Farrance, the Pastry Cook, lives at the corner of Spring Garden, or rather his numerous friends may be said to live there; for so much does he attend to the gratification of their appetites, that he seldom has time to think of his own. In point of magnitude, and of the excellence and cheapness of its articles, this long celebrated shop has no superior, perhaps, in the world. Here are exquisite soups, highly flavored tarts, savory patties, and delicious pastry and confitures. Fruits and ices throughout the whole extent of their season, good and in great variety. Need we say that in this temple Pomona and Ceres hold daily a levee of beauty of fashion; and that you may observe at all hours in the forenoon a whole nidus of little Cupids and Psyches feasting in terrene nectar and ambrosia. In plainer terms, ladies generally regale their younger friends and relatives here with the incomparable bon-bons of Monsieur Farrance. [Near the north-east corner of St. James’s Park for purposes of plot.]

Owen and Bentley’s Fruit-shop, New Bond-Street

Opposite the Blenheim [87 New Bond Street], is Owen and Bentley’s Fruit-shop, at which are to be had all early produced fruits, exotic, as well as indigenous. You may also regale yourself and the ladies here, with jellies, ices, and liqueurs. It is actually a temple of Pomona. [Conveniently located between Cavendish Square and Hanover Square for purposes of plot.]

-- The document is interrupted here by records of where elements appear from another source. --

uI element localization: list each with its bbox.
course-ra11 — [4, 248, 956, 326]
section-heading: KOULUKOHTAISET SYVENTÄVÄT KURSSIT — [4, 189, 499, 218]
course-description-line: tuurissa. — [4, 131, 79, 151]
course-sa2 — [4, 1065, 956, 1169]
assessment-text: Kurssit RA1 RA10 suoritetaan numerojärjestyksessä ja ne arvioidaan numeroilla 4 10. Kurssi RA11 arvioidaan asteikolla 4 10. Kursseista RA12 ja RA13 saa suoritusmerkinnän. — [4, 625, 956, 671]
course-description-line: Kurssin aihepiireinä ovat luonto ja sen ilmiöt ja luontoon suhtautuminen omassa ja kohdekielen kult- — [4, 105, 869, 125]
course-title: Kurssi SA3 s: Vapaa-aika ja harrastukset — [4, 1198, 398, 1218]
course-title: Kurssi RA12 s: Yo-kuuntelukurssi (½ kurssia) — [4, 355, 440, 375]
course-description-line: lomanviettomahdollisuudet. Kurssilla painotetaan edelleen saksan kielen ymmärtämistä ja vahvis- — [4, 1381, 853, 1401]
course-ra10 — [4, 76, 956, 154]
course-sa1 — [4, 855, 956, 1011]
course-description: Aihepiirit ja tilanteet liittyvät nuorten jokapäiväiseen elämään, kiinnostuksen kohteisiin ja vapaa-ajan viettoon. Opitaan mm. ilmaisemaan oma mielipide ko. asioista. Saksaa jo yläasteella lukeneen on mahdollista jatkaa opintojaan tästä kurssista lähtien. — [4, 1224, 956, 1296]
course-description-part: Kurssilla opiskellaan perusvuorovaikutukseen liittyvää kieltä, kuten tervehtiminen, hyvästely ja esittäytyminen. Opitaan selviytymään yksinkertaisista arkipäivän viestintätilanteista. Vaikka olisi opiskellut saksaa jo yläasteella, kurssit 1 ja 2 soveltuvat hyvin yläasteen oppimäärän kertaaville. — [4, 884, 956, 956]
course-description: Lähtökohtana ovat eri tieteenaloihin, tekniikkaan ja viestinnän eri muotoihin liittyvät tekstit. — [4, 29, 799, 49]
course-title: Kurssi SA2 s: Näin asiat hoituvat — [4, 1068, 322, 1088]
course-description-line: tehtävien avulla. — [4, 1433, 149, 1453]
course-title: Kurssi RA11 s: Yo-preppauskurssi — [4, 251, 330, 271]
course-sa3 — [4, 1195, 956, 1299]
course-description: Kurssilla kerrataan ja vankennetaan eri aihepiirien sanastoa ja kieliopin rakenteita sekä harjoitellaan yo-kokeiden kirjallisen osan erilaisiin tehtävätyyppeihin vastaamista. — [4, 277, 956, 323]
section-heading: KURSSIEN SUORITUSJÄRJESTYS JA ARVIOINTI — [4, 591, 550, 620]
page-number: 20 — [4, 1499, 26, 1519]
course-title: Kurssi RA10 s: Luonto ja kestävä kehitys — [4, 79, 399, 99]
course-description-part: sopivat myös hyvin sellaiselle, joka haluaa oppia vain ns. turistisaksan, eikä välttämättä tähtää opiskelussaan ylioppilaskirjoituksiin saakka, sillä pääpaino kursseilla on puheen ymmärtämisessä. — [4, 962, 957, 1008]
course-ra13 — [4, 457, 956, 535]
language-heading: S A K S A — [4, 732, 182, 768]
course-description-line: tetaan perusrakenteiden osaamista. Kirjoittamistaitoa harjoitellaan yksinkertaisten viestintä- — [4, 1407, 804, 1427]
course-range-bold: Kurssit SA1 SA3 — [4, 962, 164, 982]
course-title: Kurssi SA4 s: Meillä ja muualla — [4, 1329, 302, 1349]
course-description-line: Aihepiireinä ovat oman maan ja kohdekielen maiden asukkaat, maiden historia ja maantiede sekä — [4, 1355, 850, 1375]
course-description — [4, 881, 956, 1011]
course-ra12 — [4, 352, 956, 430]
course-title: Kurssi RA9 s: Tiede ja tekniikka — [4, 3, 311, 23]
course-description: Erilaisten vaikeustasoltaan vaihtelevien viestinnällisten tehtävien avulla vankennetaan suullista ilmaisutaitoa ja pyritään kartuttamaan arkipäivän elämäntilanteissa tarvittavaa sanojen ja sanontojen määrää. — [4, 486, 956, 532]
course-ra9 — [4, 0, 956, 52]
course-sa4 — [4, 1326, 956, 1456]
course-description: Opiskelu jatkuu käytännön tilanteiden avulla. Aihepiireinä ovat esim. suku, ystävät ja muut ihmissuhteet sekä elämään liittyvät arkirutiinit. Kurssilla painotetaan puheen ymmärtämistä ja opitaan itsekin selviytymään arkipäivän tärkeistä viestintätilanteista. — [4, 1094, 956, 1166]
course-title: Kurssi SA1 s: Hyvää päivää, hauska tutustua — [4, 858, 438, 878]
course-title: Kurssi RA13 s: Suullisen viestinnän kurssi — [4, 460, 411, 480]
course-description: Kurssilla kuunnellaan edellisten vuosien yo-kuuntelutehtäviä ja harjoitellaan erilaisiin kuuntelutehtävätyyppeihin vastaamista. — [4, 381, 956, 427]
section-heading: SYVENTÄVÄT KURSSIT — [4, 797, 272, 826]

There are many other pastry shops mentioned (often with side note that they supplied venison of all things), but none of the other entries mentions women being entertained there. The Almanack does make it plain though that high-end pastry shops were acceptable places for women to congregate and that they were common enough in London (and in Bath per Jane Austen). Have any of you written one into your books or read one that you particularly remember? I know Heyer used Gunter’s frequently, and I used it in Ripe for Seduction under its earlier name, Negri’s Pot and Pine Apple.